Quick. Can you name the most popular browsers on planet earth? Well, there’s Google’s somewhat ubiquitous Chrome. Top Dawg. Then, way, way down the list– almost tied for 10th place, but actually in 2nd place– is Apple’s Safari.
Yeah. That Safari. The one that is Top Dawg on Mac, iPhone, and iPad. Then, even farther down the list are the also-rans; browsers that are good but living like Chrome zombies in the Google ecosphere. Microsoft’s new Edge, Opera, Vivaldi, Brave, and, uh, um– about 100 or so more.
What browser is in third place and falling fast? The much improved and somewhat desperate Firefox. Mozilla’s Firefox. Facing the potential of fading into the past, over the past few years Mozilla has managed to do what Google and Apple cannot do with Chrome and Safari.
Alright, that’s not quite, true.
Google’s Chrome now uses more of your Mac’s battery life than ever, right? Apple still puts Google’s search engine as the default on Safari. So much for privacy and security, right?
Firefox gets improved in ways that Chrome and Zombie Chrome and Safari do not. Privacy. Security. Speed. Power consumption.

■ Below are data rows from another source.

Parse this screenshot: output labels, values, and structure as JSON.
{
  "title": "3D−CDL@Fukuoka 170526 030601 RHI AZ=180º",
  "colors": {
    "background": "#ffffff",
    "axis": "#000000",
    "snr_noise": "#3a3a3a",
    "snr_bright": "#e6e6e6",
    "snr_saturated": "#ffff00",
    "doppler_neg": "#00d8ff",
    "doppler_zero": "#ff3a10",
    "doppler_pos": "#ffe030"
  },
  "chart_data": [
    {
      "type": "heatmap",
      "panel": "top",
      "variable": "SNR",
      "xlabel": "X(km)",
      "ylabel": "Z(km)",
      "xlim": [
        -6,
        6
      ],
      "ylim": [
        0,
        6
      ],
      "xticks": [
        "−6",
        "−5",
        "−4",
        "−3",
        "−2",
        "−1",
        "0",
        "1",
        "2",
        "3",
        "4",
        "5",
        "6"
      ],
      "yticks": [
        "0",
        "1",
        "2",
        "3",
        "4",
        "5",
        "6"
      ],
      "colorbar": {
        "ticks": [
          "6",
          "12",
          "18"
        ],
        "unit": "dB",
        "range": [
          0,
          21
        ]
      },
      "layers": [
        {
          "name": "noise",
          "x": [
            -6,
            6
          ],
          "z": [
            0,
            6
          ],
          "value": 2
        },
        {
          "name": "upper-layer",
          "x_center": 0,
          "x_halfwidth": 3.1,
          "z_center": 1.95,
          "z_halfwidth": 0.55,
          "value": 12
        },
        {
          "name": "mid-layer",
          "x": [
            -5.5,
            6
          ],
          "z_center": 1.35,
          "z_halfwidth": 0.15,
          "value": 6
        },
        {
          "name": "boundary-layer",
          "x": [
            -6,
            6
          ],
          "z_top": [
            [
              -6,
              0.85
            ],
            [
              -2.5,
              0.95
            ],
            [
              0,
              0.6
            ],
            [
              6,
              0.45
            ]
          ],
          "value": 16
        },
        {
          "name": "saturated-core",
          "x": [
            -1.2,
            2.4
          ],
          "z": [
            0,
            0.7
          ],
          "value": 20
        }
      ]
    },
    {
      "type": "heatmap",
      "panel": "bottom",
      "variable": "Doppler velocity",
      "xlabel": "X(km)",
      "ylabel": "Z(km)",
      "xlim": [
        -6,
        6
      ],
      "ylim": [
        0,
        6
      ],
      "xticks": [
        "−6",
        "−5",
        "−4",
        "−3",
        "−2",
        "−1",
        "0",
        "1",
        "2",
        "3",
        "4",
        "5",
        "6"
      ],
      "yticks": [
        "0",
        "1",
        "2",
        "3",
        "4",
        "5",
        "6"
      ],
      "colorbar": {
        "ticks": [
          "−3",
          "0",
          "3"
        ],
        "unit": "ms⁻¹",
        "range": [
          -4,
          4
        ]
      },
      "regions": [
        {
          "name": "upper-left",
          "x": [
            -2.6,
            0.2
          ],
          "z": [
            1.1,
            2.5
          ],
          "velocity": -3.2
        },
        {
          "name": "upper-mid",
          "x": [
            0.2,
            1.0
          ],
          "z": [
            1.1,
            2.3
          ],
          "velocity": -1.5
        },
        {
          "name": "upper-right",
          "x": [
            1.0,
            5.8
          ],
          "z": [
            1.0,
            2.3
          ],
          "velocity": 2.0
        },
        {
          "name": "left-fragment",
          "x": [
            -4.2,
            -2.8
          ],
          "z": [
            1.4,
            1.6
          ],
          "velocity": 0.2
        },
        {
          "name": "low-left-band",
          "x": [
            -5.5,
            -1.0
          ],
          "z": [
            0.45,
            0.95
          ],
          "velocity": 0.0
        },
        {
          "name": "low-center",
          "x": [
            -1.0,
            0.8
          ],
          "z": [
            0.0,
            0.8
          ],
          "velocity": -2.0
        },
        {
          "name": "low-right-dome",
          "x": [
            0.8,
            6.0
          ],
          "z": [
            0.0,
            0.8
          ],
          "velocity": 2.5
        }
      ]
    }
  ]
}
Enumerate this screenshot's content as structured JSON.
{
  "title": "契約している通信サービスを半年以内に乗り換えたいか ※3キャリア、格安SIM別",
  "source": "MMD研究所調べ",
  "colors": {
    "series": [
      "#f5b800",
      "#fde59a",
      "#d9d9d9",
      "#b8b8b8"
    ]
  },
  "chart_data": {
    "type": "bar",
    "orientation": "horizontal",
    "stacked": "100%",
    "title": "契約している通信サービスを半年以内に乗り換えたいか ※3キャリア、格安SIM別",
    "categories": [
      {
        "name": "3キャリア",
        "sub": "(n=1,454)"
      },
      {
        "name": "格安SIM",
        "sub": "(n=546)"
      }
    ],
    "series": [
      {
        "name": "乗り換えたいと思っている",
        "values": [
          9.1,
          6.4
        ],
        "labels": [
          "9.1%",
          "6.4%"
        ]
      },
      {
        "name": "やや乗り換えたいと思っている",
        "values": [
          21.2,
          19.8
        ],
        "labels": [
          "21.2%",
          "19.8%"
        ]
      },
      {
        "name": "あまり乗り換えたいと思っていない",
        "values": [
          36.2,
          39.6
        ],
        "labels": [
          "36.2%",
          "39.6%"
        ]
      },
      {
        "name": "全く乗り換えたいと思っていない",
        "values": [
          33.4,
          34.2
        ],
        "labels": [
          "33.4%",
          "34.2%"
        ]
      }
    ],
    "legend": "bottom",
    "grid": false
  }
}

Guess what? Firefox plans to improve faster. Mozilla:
We typically ship a major Firefox browser (Desktop and Android) release every 6 to 8 weeks. Building and releasing a browser is complicated and involves many players.
Hmmm. What could Mozilla be enticed to do with Firefox while facing the potential of extinction?
We’re moving to a four-week release cycle! We’re adjusting our cadence to increase our agility, and bring you new features more quickly.
It’s time to market in marketing parlance.
Of course, marketing speak is what all the big companies use these days, so how does Mozilla plan to squeeze six to eight weeks into four?
Shorter release cycles provide greater flexibility to support product planning and priority changes due to business or market requirements. With four-week cycles, we can be more agile and ship features faster, while applying the same rigor and due diligence needed for a high-quality and stable release.
Coming up is Tay Tay’s latest single, the 5th of three in a row on Beats 1. That’s how we play more music here on Beats 1. We cheat on the count.
Mozilla might be putting Firefox into a time distortion loop which moves up the space-time continuum, grabs features from the future, then brings them back to the present– four weeks later. But you get the idea.
More features faster. Mozilla has become so good at getting newer, better, faster, more powerful features than enhance privacy and security that Firefox has become less popular than ever.